Oleh karena itu, pujian kepada mayat adalah hal yang boleh karena merupakan tanda kesedihan, yang penting adalah tidak sampai mengangkat suara (meratap), karena hal tersebut masuk dalam An-Niyahah yang hukumnya haram

Matan

Imam Bukhari dan Imam Muslim meriwayatkan dari Ibnu Mas’ud radhiallahu ‘anhu secara marfu’, bahwa Rasulullah shallallahu ‘alaihi wasallam bersabda,

لَيْسَ مِنَّا مَنْ ضَرَبَ الْخُدُودَ وَشَقَّ الْجُيُوبَ وَدَعَا بِدَعْوَى الْجَاهِلِيَّةِ

Bukan dari golongan kami siapa yang memukul-mukul pipi, merobek-robek baju dan menyeru dengan seruan jahiliah (meratap).

Syarah

Kata لَيْسَ مِنَّا (bukan dari golongan kami) maksudnya adalah bukan orang-orang yang beriman dengan iman yang sempurna. Ibnu Taimiyah rahimahullah mengatakan bahwa kata لَيْسَ مِنَّا menunjukkan bahwa perkara yang disebutkan setelah itu adalah perbuatan dosa besar. ([27]) Oleh karena itu di antara dosa besar adalah seseorang yang tatkala ditimpa musibah, dia menampar pipinya, merobek-robek baju, dan meratap. Ini semua adalah bentuk-bentuk sikap protes terhadap takdir Allah Subhanahu wa ta’ala.

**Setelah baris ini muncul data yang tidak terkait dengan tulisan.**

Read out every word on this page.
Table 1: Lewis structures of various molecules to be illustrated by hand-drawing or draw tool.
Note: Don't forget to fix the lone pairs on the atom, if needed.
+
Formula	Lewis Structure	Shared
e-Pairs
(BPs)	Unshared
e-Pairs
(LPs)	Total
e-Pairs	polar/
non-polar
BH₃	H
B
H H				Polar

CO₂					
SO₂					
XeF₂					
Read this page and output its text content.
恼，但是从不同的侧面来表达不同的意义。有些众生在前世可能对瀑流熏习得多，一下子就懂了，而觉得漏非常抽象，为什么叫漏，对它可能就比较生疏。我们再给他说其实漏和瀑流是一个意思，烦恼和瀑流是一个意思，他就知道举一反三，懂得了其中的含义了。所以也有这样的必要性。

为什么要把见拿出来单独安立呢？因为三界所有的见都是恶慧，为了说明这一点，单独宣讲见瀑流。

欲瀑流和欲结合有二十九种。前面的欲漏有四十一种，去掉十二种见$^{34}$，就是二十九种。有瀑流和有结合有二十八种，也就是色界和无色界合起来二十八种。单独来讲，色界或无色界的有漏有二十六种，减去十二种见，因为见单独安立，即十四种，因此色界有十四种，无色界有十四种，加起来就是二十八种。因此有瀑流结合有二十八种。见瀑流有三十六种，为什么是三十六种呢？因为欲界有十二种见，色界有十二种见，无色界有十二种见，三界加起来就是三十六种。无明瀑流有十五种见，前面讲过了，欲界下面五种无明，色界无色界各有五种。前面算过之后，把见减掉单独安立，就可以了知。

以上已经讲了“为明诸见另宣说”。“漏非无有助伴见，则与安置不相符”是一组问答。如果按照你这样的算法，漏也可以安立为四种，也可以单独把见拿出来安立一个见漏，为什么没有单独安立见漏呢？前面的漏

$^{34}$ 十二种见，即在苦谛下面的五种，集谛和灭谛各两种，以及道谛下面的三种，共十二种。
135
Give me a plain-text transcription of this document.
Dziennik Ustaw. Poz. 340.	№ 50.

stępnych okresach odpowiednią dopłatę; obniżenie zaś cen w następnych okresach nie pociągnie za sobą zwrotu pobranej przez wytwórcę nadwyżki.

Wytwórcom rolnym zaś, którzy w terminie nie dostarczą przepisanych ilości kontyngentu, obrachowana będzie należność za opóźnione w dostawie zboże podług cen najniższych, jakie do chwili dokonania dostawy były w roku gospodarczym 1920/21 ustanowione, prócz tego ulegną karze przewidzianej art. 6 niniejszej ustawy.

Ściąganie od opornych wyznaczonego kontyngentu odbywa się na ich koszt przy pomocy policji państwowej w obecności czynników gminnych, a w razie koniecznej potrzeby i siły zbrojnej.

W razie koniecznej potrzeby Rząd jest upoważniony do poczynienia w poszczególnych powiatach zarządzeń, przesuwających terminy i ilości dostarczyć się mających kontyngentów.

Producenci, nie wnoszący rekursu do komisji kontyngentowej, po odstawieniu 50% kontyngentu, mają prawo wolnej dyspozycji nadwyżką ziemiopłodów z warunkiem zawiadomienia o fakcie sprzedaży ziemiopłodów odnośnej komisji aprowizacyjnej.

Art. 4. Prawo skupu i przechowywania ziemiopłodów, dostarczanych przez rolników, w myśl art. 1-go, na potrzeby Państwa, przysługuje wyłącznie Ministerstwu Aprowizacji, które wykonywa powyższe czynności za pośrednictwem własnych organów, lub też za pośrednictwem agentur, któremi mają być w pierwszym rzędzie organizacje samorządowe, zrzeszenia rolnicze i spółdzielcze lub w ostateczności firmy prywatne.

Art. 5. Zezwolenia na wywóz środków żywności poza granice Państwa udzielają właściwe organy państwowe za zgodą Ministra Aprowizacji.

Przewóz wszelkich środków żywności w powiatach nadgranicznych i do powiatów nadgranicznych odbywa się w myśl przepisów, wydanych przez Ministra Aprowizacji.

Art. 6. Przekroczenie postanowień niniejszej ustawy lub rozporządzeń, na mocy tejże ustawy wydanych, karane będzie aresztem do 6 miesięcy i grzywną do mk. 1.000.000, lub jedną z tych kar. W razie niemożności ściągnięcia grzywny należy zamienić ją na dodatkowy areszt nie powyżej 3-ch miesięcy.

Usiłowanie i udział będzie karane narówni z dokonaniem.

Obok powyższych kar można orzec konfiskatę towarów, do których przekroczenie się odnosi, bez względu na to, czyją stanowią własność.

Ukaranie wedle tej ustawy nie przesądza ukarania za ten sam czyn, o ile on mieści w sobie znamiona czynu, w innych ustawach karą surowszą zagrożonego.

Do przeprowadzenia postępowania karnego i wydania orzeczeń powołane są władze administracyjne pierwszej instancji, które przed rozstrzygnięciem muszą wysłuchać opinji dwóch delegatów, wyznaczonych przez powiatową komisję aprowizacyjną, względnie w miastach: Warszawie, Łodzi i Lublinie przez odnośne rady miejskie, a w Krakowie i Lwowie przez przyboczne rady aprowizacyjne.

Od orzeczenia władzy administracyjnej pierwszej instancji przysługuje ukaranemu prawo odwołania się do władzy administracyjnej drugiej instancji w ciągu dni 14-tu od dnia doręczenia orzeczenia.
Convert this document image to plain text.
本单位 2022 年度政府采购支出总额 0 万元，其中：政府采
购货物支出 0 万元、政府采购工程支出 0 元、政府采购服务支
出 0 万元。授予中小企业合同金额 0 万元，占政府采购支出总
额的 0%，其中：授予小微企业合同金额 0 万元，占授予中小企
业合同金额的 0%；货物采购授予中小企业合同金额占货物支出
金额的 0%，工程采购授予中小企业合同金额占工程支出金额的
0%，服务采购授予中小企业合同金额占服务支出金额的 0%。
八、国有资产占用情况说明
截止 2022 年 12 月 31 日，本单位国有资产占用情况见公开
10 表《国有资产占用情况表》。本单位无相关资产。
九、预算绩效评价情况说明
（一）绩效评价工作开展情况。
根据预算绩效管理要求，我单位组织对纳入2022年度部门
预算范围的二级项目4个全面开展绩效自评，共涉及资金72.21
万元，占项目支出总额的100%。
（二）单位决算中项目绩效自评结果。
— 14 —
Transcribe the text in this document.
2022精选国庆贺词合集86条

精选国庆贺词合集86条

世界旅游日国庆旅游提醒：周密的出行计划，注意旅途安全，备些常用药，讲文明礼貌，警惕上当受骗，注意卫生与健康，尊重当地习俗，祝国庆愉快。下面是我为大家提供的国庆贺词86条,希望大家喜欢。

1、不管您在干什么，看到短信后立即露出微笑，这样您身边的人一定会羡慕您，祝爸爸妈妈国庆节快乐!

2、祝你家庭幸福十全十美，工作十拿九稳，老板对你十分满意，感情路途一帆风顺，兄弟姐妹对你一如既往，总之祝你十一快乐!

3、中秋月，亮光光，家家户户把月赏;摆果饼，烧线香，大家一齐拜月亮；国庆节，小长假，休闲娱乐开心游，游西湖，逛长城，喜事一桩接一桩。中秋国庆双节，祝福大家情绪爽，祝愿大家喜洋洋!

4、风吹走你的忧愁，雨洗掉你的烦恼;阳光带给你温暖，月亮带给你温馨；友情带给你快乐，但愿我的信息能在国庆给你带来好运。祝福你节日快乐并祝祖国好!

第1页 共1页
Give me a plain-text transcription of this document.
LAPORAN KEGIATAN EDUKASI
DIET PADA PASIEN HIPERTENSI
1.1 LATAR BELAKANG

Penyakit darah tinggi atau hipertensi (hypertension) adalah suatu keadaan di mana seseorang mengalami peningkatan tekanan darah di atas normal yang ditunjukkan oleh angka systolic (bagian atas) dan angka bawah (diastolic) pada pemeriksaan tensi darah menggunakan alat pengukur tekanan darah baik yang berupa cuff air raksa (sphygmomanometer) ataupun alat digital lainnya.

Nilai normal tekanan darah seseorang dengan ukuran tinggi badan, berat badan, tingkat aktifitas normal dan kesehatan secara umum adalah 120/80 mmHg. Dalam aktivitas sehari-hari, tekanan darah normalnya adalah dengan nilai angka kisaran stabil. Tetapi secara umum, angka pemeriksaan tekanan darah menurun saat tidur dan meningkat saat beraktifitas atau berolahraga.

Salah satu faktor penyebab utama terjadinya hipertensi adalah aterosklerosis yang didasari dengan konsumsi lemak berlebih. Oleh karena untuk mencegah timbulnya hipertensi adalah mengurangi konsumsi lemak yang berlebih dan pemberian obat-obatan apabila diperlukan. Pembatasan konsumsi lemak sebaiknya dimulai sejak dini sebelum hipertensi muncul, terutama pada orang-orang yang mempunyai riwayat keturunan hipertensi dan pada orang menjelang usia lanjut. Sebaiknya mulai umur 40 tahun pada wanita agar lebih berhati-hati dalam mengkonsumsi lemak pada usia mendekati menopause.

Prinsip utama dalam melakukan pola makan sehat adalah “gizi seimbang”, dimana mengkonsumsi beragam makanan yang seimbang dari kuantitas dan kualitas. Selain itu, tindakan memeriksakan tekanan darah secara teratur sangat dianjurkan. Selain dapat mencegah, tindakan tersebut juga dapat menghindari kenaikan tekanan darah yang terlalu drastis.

Islam mengajarkan umatnya untuk tidak menunjukkan sikap protes terhadap keputusan Allah Subhanahu wa ta’ala yang di antaranya adalah An-Niyahah. Berbeda dengan agama lain, bahkan di antara mereka berlomba-lomba dalam meratapi mayat. Maka ketahuilah bahwa Islam tidak mengajarkan demikian, Islam mengajarkan penganutnya untuk sabar dengan keputusan-keputusan Allah Subhanahu wa ta’ala dan akhlak-akhlak yang mulia.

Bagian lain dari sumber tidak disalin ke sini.